がん診療「実績データ」マップで見る病院選び 疾患、手術有無から診療件数・入院日数を比較
対象は2017年4月から翌年3月までに退院または転棟した患者で、24時間以内の死亡や自費診療のみのデータは除く(具体的な対象は「分析対象データについて」を参照)。悪性腫瘍や悪性新生物疾患等を対象とし、良性腫瘍疾患については対象外とした。データは厚生労働省の公開データを利用し、抽出と集計はグローバルヘルスコンサルティング・ジャパンが実施した。
このマップでは、病院の都道府県、「地域がん診療病院」などのがん拠点病院分類、「肺がん(肺の悪性腫瘍)」など疾患の種類、手術の有無、化学療法・放射線等の有無から病院を検索し、該当する診療件数や在院日数を確認できる。ただし診療件数は10件以上のデータのみ公開されているため、10件未満の場合は「0」と表示される。
例えばあなたの知人が肺がんと診断され、手術が必要である場合、疾患の種類を「肺がん(肺の悪性腫瘍)」、手術の有無を「あり」として検索すると、全国の病院で手術を伴う肺がん診療を行った件数を見ることができる。マップ下には診療件数と在院日数の散布図が表示されるが、同じ診療でも病院によって件数や在院日数が数倍違うことがわかるはずだ。
厚生労働省のがん拠点病院指定だけでも6種類
従来、がん医療の病院選びで目安になるとされてきたのが、厚生労働省による「がん診療連携拠点病院等」の指定だ。これは、専門的ながん医療を提供できると厚生労働省に指定(正確には、都道府県の推薦を得て厚生労働省に認可)された病院で、全国に計429カ所(2019年7月1日時点)存在する。加えて、都道府県も独自の病院指定を行っており、こちらは計306カ所(2019年4月1日時点)存在する。
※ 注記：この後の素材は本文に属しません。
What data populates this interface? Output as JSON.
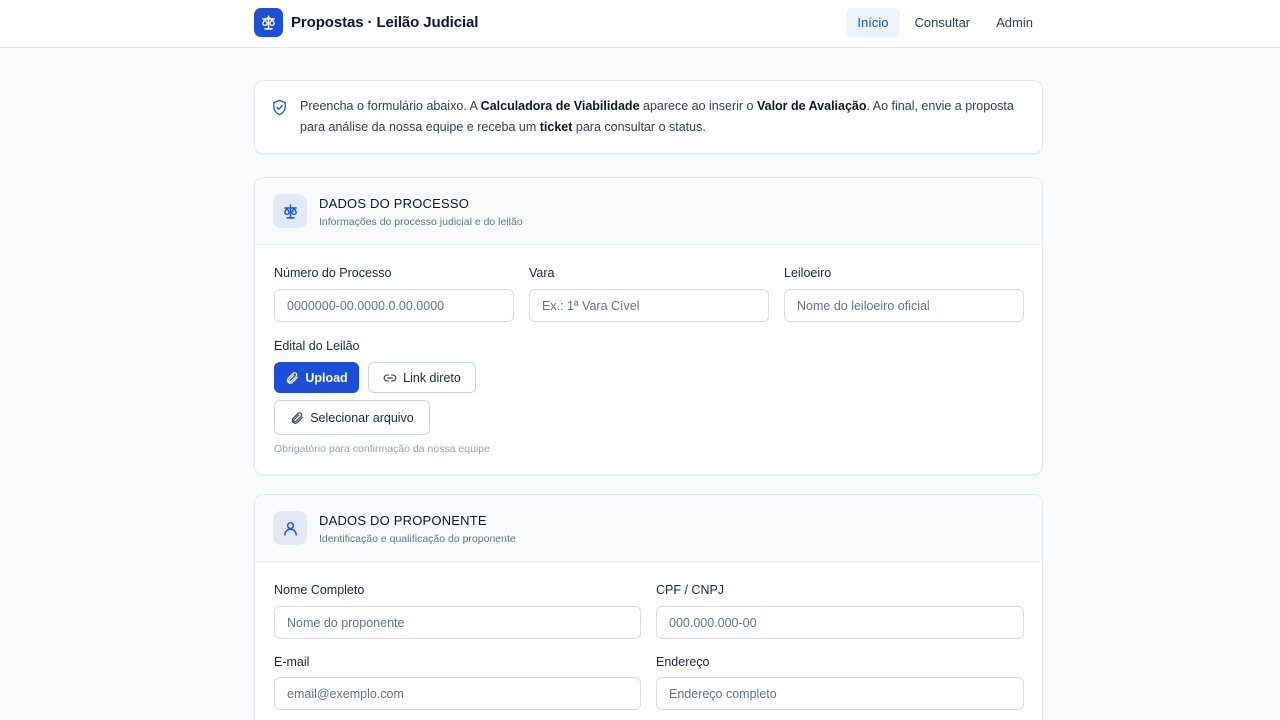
{
  "header": {
    "title": "Propostas · Leilão Judicial",
    "logo_icon": "scale-icon",
    "nav": [
      {
        "label": "Início",
        "active": true
      },
      {
        "label": "Consultar",
        "active": false
      },
      {
        "label": "Admin",
        "active": false
      }
    ]
  },
  "info": {
    "icon": "shield-check-icon",
    "t1": "Preencha o formulário abaixo. A ",
    "b1": "Calculadora de Viabilidade",
    "t2": " aparece ao inserir o ",
    "b2": "Valor de Avaliação",
    "t3": ". Ao final, envie a proposta para análise da nossa equipe e receba um ",
    "b3": "ticket",
    "t4": " para consultar o status."
  },
  "processo": {
    "icon": "scale-icon",
    "title": "DADOS DO PROCESSO",
    "subtitle": "Informações do processo judicial e do leilão",
    "numero": {
      "label": "Número do Processo",
      "placeholder": "0000000-00.0000.0.00.0000",
      "value": ""
    },
    "vara": {
      "label": "Vara",
      "placeholder": "Ex.: 1ª Vara Cível",
      "value": ""
    },
    "leiloeiro": {
      "label": "Leiloeiro",
      "placeholder": "Nome do leiloeiro oficial",
      "value": ""
    },
    "edital": {
      "label": "Edital do Leilão",
      "upload_label": "Upload",
      "link_label": "Link direto",
      "select_label": "Selecionar arquivo",
      "hint": "Obrigatório para confirmação da nossa equipe"
    }
  },
  "proponente": {
    "icon": "user-icon",
    "title": "DADOS DO PROPONENTE",
    "subtitle": "Identificação e qualificação do proponente",
    "nome": {
      "label": "Nome Completo",
      "placeholder": "Nome do proponente",
      "value": ""
    },
    "cpf": {
      "label": "CPF / CNPJ",
      "placeholder": "000.000.000-00",
      "value": ""
    },
    "email": {
      "label": "E-mail",
      "placeholder": "email@exemplo.com",
      "value": ""
    },
    "endereco": {
      "label": "Endereço",
      "placeholder": "Endereço completo",
      "value": ""
    }
  },
  "colors": {
    "accent": "#1d4ed8",
    "background": "#f8fafc",
    "border": "#e2e8f0"
  }
}
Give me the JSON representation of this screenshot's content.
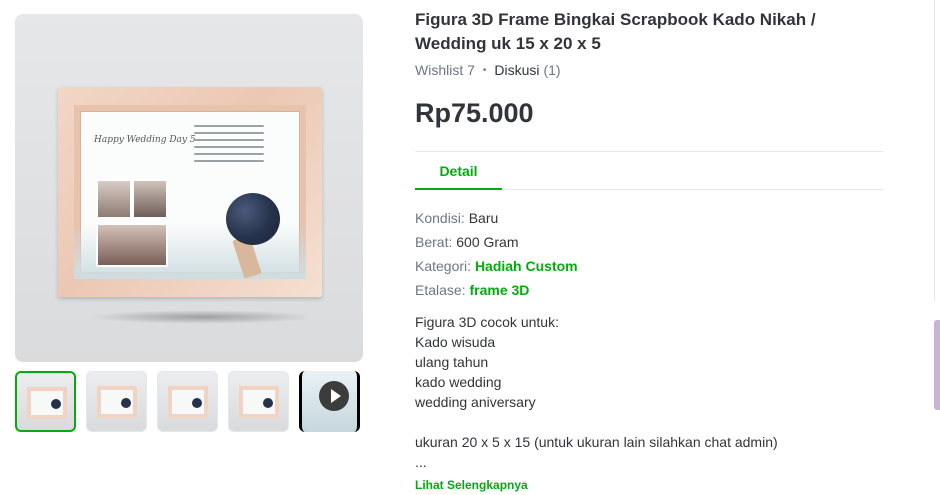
{
  "product": {
    "title": "Figura 3D Frame Bingkai Scrapbook Kado Nikah / Wedding uk 15 x 20 x 5",
    "wishlist": "Wishlist 7",
    "diskusi_label": "Diskusi",
    "diskusi_count": "(1)",
    "price": "Rp75.000"
  },
  "image": {
    "handwriting": "Happy Wedding Day 5"
  },
  "tabs": [
    {
      "label": "Detail",
      "active": true
    }
  ],
  "specs": [
    {
      "key": "Kondisi:",
      "value": "Baru",
      "link": false
    },
    {
      "key": "Berat:",
      "value": "600 Gram",
      "link": false
    },
    {
      "key": "Kategori:",
      "value": "Hadiah Custom",
      "link": true
    },
    {
      "key": "Etalase:",
      "value": "frame 3D",
      "link": true
    }
  ],
  "description": {
    "lines": [
      "Figura 3D cocok untuk:",
      "Kado wisuda",
      "ulang tahun",
      "kado wedding",
      "wedding aniversary",
      "",
      "ukuran 20 x 5 x 15 (untuk ukuran lain silahkan chat admin)",
      "..."
    ],
    "more_label": "Lihat Selengkapnya"
  },
  "thumbnails": [
    {
      "name": "thumbnail-1",
      "active": true,
      "video": false
    },
    {
      "name": "thumbnail-2",
      "active": false,
      "video": false
    },
    {
      "name": "thumbnail-3",
      "active": false,
      "video": false
    },
    {
      "name": "thumbnail-4",
      "active": false,
      "video": false
    },
    {
      "name": "thumbnail-video",
      "active": false,
      "video": true,
      "icon": "play-icon"
    }
  ],
  "colors": {
    "accent": "#03ac0e",
    "text": "#31353b",
    "muted": "#6d7588"
  }
}
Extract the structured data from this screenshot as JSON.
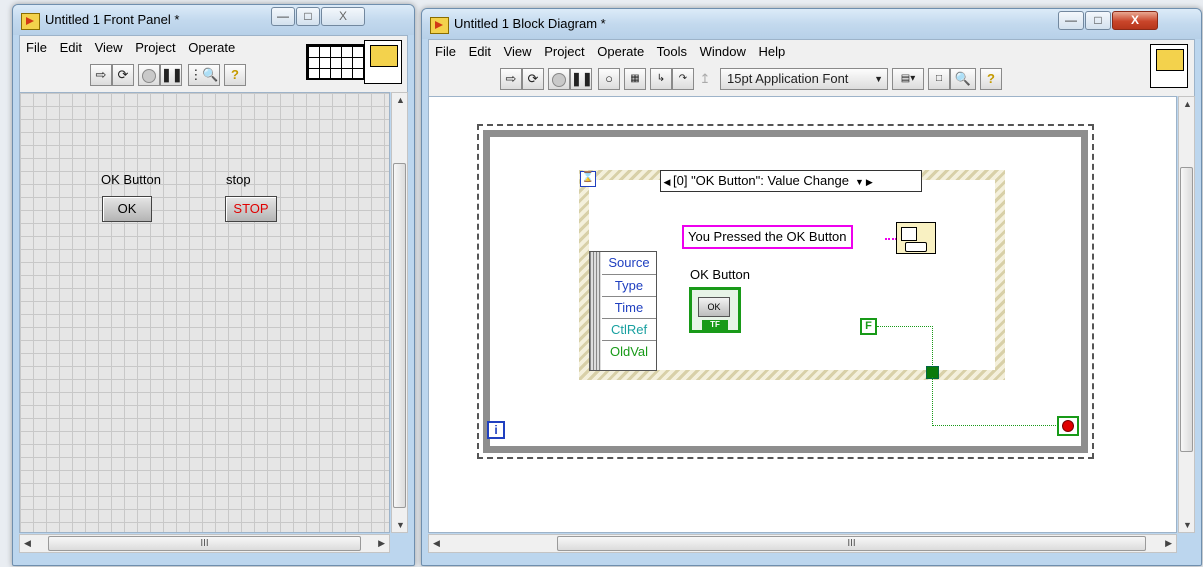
{
  "front_panel": {
    "title": "Untitled 1 Front Panel *",
    "win_buttons": {
      "minimize": "—",
      "maximize": "□",
      "close": "X"
    },
    "menu": [
      "File",
      "Edit",
      "View",
      "Project",
      "Operate"
    ],
    "controls": {
      "ok_label": "OK Button",
      "ok_text": "OK",
      "stop_label": "stop",
      "stop_text": "STOP"
    },
    "hscroll_grip": "III"
  },
  "block_diagram": {
    "title": "Untitled 1 Block Diagram *",
    "win_buttons": {
      "minimize": "—",
      "maximize": "□",
      "close": "X"
    },
    "menu": [
      "File",
      "Edit",
      "View",
      "Project",
      "Operate",
      "Tools",
      "Window",
      "Help"
    ],
    "font_selector": "15pt Application Font",
    "event_case": "[0] \"OK Button\": Value Change",
    "string_constant": "You Pressed the OK Button",
    "event_data": [
      "Source",
      "Type",
      "Time",
      "CtlRef",
      "OldVal"
    ],
    "terminal_label": "OK Button",
    "terminal_text": "OK",
    "terminal_type": "TF",
    "false_constant": "F",
    "iteration_terminal": "i",
    "hscroll_grip": "III"
  },
  "colors": {
    "bool_wire": "#189a18",
    "string_wire": "#ee00ee",
    "stop_red": "#e00000"
  }
}
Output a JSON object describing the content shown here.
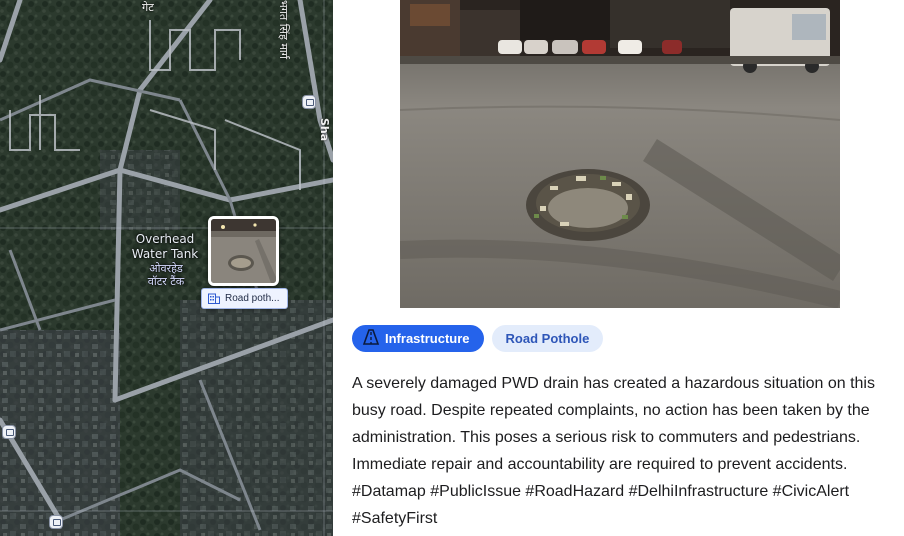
{
  "map": {
    "poi_label_en": [
      "Overhead",
      "Water Tank"
    ],
    "poi_label_hi": [
      "ओवरहेड",
      "वॉटर टैंक"
    ],
    "road_label_hi": "भगत सिंह मार्ग",
    "road_label_en": "Sha",
    "top_label_hi": "गेट",
    "pin": {
      "label": "Road poth...",
      "icon": "building-icon"
    }
  },
  "post": {
    "tags": [
      {
        "label": "Infrastructure",
        "icon": "road-icon",
        "color": "#2563eb"
      },
      {
        "label": "Road Pothole",
        "color": "#e3ecfb"
      }
    ],
    "description_lines": [
      "A severely damaged PWD drain has created a hazardous situation on this",
      "busy road. Despite repeated complaints, no action has been taken by the",
      "administration. This poses a serious risk to commuters and pedestrians.",
      "Immediate repair and accountability are required to prevent accidents.",
      "#Datamap #PublicIssue #RoadHazard #DelhiInfrastructure #CivicAlert",
      "#SafetyFirst"
    ]
  }
}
これらの指定は重要なポイントだが、実際にはこれだけを基準として病院選びを行うのは難しい。第一の理由は、指定の内容が多岐にわたること。
上記では「がん診療連携拠点病院」と一口に紹介したが、実際には「都道府県がん診療連携拠点病院」や「地域がん診療連携拠点病院」など、厚生労働省の指定だけでも6種類ある。さらに都道府県の独自指定では、例えば神奈川県では「神奈川県がん診療連携指定病院」、大阪府では「大阪府がん診療拠点病院」など、名称も指定基準もさまざまだ。